The Stroll this year will coincide with the filming of In the Heights uptown. What does that feel like?

Lin: I can just say that it’s an honor. I can’t believe that we are going to be filming In the Heights next week. To be honored here at Art Stroll hopefully for all of the energy we are going to bring to Washington Heights. We all posted over the weekend that we are looking for extras from Washington Heights to be in the movie. To be able to represent the neighbor with people from within in the neighborhood is such a dream come true for me.

Luis: In 2006, the Art Stroll was 6 years old. In the Heights was at the Richard Rodgers Theatre and we asked permission from the producers to give the Uptown Art Stroll guides for two weeks to the people waiting to go in to the theater. Because it was a way of letting them know that there was a real neighborhood that is called Washington Heights.

Lin, there are going to be a lot of Usnavis uptown. Any advice?

Lin: There are two really exciting takes coming up. There is Anthony Ramos who played my son Phillip in Hamilton and who is now playing Usnavi in the movie and then there is the student in George Washington High School. That is really exciting for me because that’s the hometown school and where I took my SATs. I’m really excited to see that production and see what those young students have been practicing.

What do you think has changed the most uptown since you wrote the musical?

Lin: I think everything that was written inside that musical is more relevant now then it’s ever been before. The issue of gentrification, of immigration, of what do we carry on as our legacy when our parents moved here from somewhere else. I think all those issues are issues that this neighborhood can relate to. And I think those issues have grown more prevalent. I remember the reviews of the musical would say “Well, are these issues very pressing?” You can’t look at a newspaper without seeing immigration and gentrification at the forefront. In a lot of ways I think the times have caught up to the show. I just think it’s more relevant now than it was in 2008.

What do you think would surprise people the most when the movie is released?
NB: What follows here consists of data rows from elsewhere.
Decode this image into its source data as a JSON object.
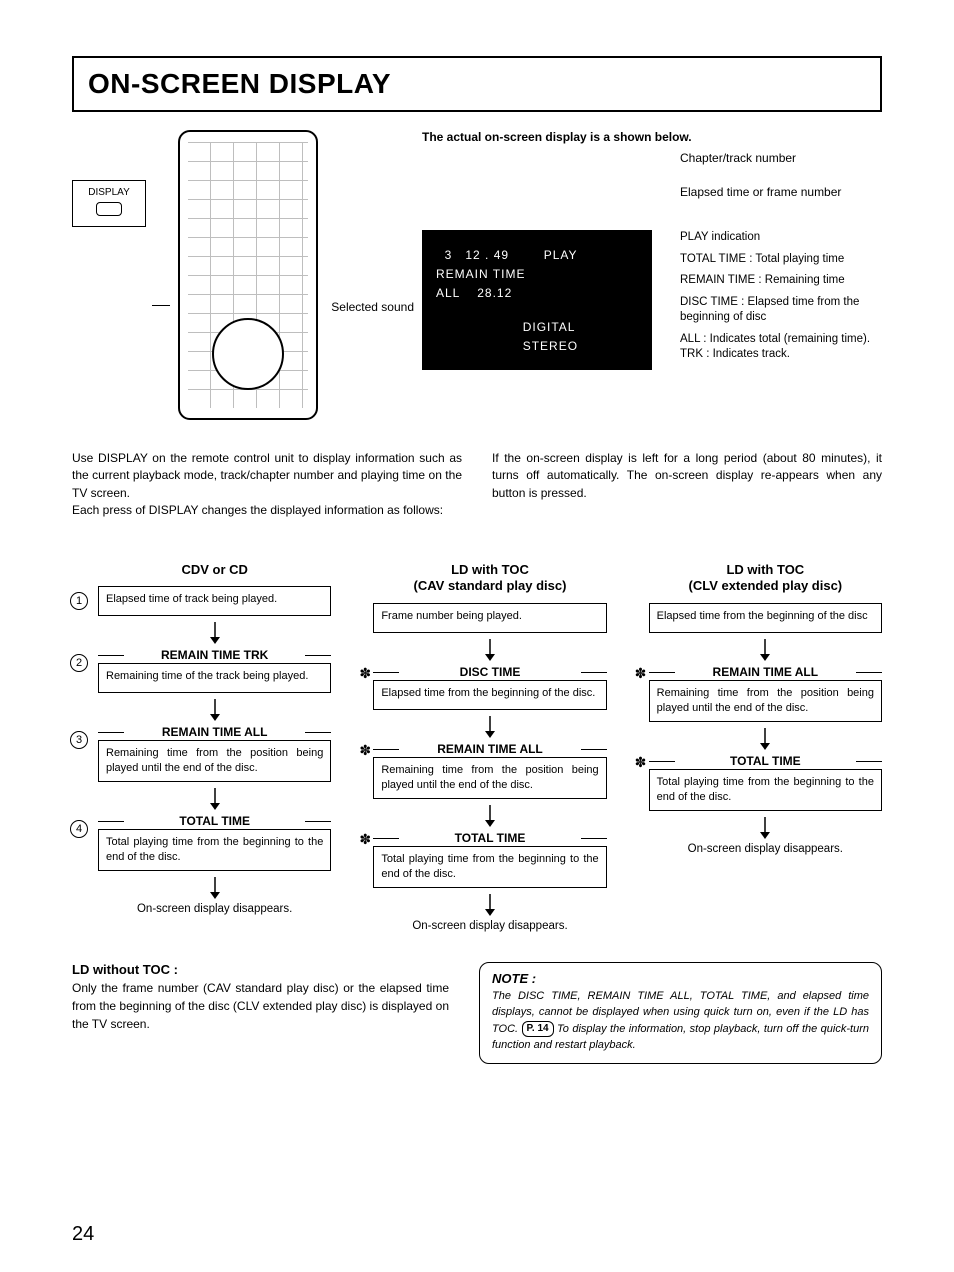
{
  "title": "ON-SCREEN DISPLAY",
  "remote": {
    "display_label": "DISPLAY"
  },
  "osd_caption": "The actual on-screen display is a shown below.",
  "osd": {
    "line1_chapter": "3",
    "line1_time": "12 . 49",
    "line1_play": "PLAY",
    "line2_label": "REMAIN TIME",
    "line3_all": "ALL",
    "line3_value": "28.12",
    "bottom1": "DIGITAL",
    "bottom2": "STEREO"
  },
  "callouts": {
    "selected_sound": "Selected sound",
    "chapter": "Chapter/track number",
    "elapsed": "Elapsed time or frame number",
    "play_ind": "PLAY indication",
    "total_time": "TOTAL TIME : Total playing time",
    "remain_time": "REMAIN TIME : Remaining time",
    "disc_time": "DISC TIME : Elapsed time from the beginning of disc",
    "all_trk": "ALL : Indicates total (remaining time).\nTRK : Indicates track."
  },
  "para_left": "Use DISPLAY on the remote control unit to display information such as the current playback mode, track/chapter number and playing time on the TV screen.\nEach press of DISPLAY changes the displayed information as follows:",
  "para_right": "If the on-screen display is left for a long period (about 80 minutes), it turns off automatically. The on-screen display re-appears when any button is pressed.",
  "flows": {
    "col1": {
      "heading": "CDV or CD",
      "items": [
        {
          "num": "1",
          "label": "",
          "box": "Elapsed time of track being played."
        },
        {
          "num": "2",
          "label": "REMAIN TIME TRK",
          "box": "Remaining time of the track being played."
        },
        {
          "num": "3",
          "label": "REMAIN TIME ALL",
          "box": "Remaining time from the position being played until the end of the disc."
        },
        {
          "num": "4",
          "label": "TOTAL TIME",
          "box": "Total playing time from the beginning to the end of the disc."
        }
      ],
      "end": "On-screen display disappears."
    },
    "col2": {
      "heading": "LD with TOC\n(CAV standard play disc)",
      "items": [
        {
          "star": false,
          "label": "",
          "box": "Frame number being played."
        },
        {
          "star": true,
          "label": "DISC TIME",
          "box": "Elapsed time from the beginning of the disc."
        },
        {
          "star": true,
          "label": "REMAIN TIME ALL",
          "box": "Remaining time from the position being played until the end of the disc."
        },
        {
          "star": true,
          "label": "TOTAL TIME",
          "box": "Total playing time from the beginning to the end of the disc."
        }
      ],
      "end": "On-screen display disappears."
    },
    "col3": {
      "heading": "LD with TOC\n(CLV extended play disc)",
      "items": [
        {
          "star": false,
          "label": "",
          "box": "Elapsed time from the beginning of the disc"
        },
        {
          "star": true,
          "label": "REMAIN TIME ALL",
          "box": "Remaining time from the position being played until the end of the disc."
        },
        {
          "star": true,
          "label": "TOTAL TIME",
          "box": "Total playing time from the beginning to the end of the disc."
        }
      ],
      "end": "On-screen display disappears."
    }
  },
  "bottom": {
    "ld_heading": "LD without TOC :",
    "ld_text": "Only the frame number (CAV standard play disc) or the elapsed time from the beginning of the disc (CLV extended play disc) is displayed on the TV screen.",
    "note_head": "NOTE :",
    "note_text_a": "The DISC TIME, REMAIN TIME ALL, TOTAL TIME, and elapsed time displays, cannot be displayed when using quick turn on, even if the LD has TOC. ",
    "note_pref": "P. 14",
    "note_text_b": " To display the information, stop playback, turn off the quick-turn function and restart playback."
  },
  "page_number": "24"
}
Lin: I don’t know.  Possible surprises can definitely take place because it’s not a straight adaptation of the play on stage. We’ve updated it for 2019. It’s not 2008 In the Heights by any stretch. I’m excited because I think the changes were also made for the fans.

Luis: To me, it is the authenticity of the movie. That fact that 90 percent of the movie is being filmed right on the streets of Washington Heights creates a hype and an energy that you cannot recreate in a set.
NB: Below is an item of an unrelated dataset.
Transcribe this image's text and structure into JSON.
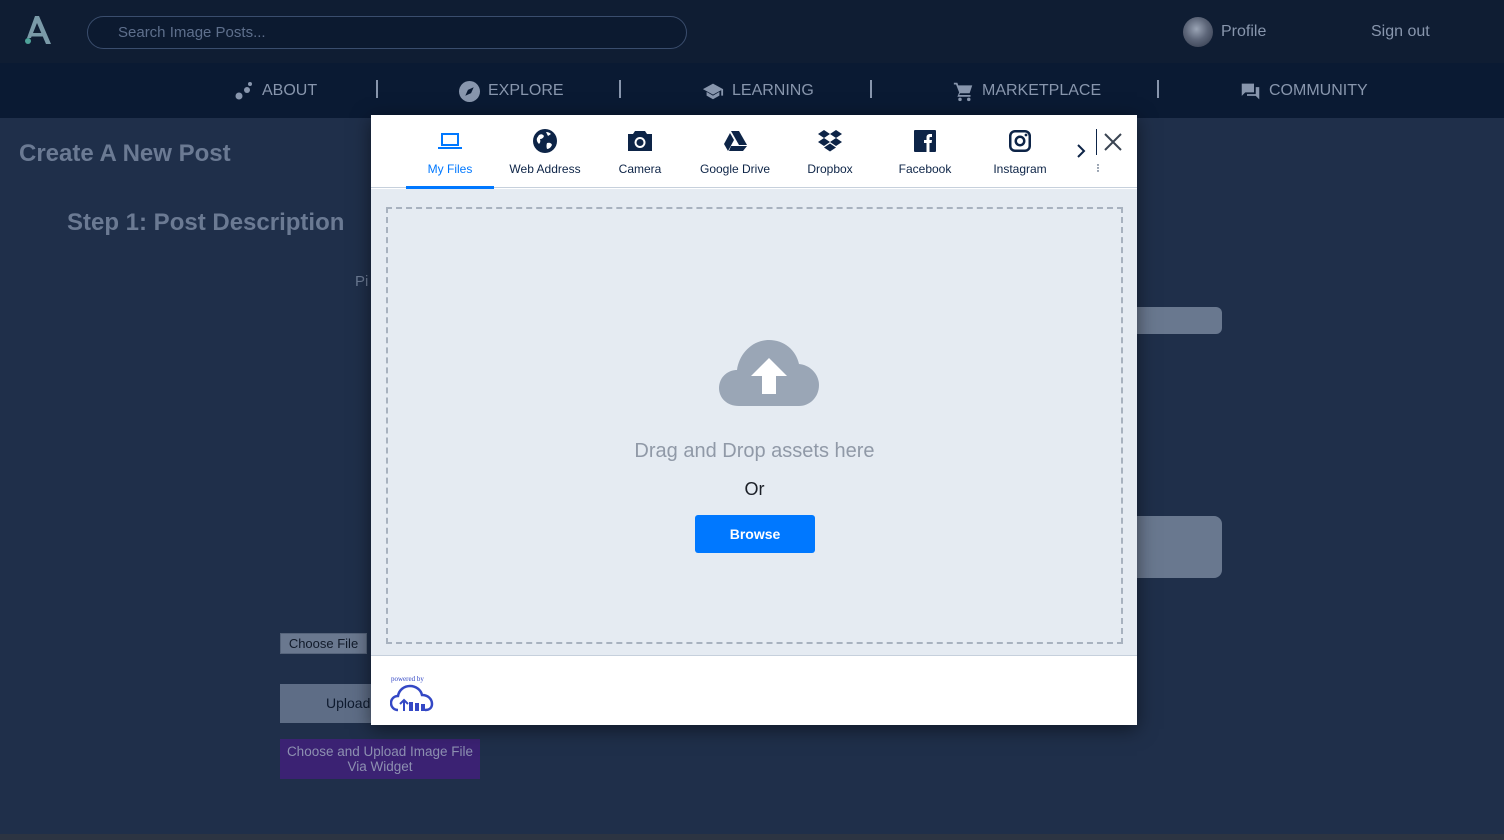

Where do you find inspiration uptown?
Lin: Everywhere. You know, most of Hamilton was written when I was walking up Inwood Hill Park, Isham Park and Fort Tryon Park. I find lyrics while walking my dog. Every lyric I’ve written has been written on these streets. When I wrote my verse for the Hamilton Mixtape, I was walking from my parents’ house to 181st and back. I literally find every lyric in the streets of this neighborhood. It is my greatest source of inspiration.